Drug Overdose Prevention
Drug overdose prevention work requires local organizations, healthcare systems, legislators, and public health professionals to work collaboratively and develop prevention programming that addresses social determinants of health. The Minnesota Department of Health’s (MDH) overdose prevention team focuses on providing the public with data to allow them to make data-driven prevention decisions that are best for their communities. The MDH overdose prevention team provides technical assistance to grantees, educational resources, and partners with stakeholders to build the capacity of prevention programs across the state.
Substance Use Disorder
Substance use disorders are common and serious, but also preventable and treatable as many people recover. Substance use disorder occurs when use of alcohol and/or other drugs impacts a person’s physical health, mental health, and ability to complete tasks and responsibilities at work, school, or home.
Many people with substance use disorder are experiencing both substance misuse and substance dependence. When a person is misusing opioids, they could be diagnosed with opioid use disorder in addition to other substance use disorders. Many people are initially prescribed opioids for management of pain following a medical event, such as a surgery, or to treat chronic pain. A person’s Perception of Pain and the impact of pain on their quality of life can affect their decisions related to opioid use and misuse.
There are many difference substance use screening tools that can be used by healthcare providers in the Identification of Substance Use Disorder (SUD). When discussing substance use disorders, the language that is used matters. Review the information on the Language of Substance Use Disorder page to learn more about how to talk about substance use in a positive, person-centered way to help reduce stigma.
The Drug Overdose Crisis
The number of Minnesotans that have experienced a nonfatal overdose or died from an opioid overdose has been increasing since 2000. Data on the drug overdose crisis in Minnesota is available from the Drug Overdose Dashboard and in reports provided on the Opioid Overdose Prevention Resources page. Information on the data sources that are used to monitor the drug overdose crisis in Minnesota is available on the Opioids Data page.
The drug overdose crisis does not discriminate and has impacted people of all ages, races, ethnicities, economic classes, and education levels in Minnesota and across the nation. Some of the root causes of the drug overdose crisis are the over-prescription of opiates, disparities in economic opportunity, and lack of treatment for mental illnesses and chronic pain.
Consequences of the drug overdose crisis include an increase in overdose deaths, especially among Indigenous and Black Minnesotans, and an increase in Neonatal Abstinence Syndrome.

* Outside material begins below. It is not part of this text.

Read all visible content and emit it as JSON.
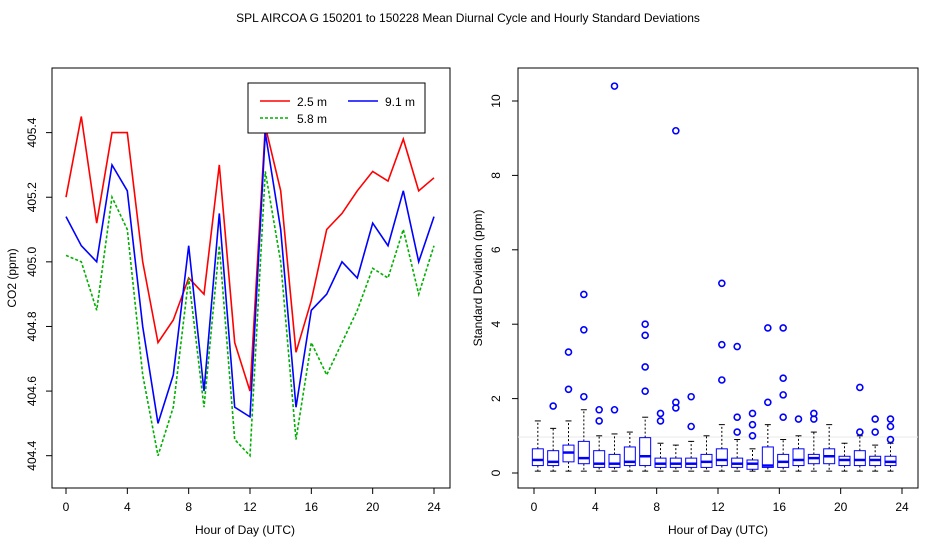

In Minnesota, Indigenous and Black people are more likely to die from an opioid overdose than White people. For more information on disparities in drug overdose deaths, please review the Differences in Rates of Drug Overdose Death by Race (PDF) report. Differences in opioid overdose deaths and non-fatal overdoses among people of different races are influenced by the Social Determinants of Substance Use.
Promising Overdose Prevention Practices
Prevention programming that focuses on the root causes, also called upstream actions, of health issues recognize that substance use disorder and overdose prevention is influenced by individuals, communities, and policies. Promising drug overdose prevention practices include a focus on both upstream actions and evidence-based practices to prevent substance use, misuse, and overdose. The Injury & Violence Prevention section has compiled a list of Promising Overdose Prevention Practices.
Harm ReductionHarm Reduction is a recognized public health model that focuses on reducing the harms of active drug use, including reducing the spread of infectious diseases such as Hepatitis C and HIV and preventing wounds from injection drug use, by recognizing that people use substances on a spectrum. The History of Harm Reduction in Minnesota provides information on some of the first harm reduction programs in the state and highlights the work of a current grantee, Harm Reduction Sisters.
There are several different types of treatment for people who would like to reduce their use or stop using substances completely. Types of treatment include outpatient behavioral counseling, medically assisted therapy, withdrawal management, and inpatient residential services.
A person can identify themselves that they would like to seek treatment or connection to treatment might be a component of Follow-up Care After Drug Overdose. A list of substance use disorder treatment locators is available on the Opioid Overdose Prevention Resources page. Find immediate openings for treatment and services on the Minnesota Fast Tracker website.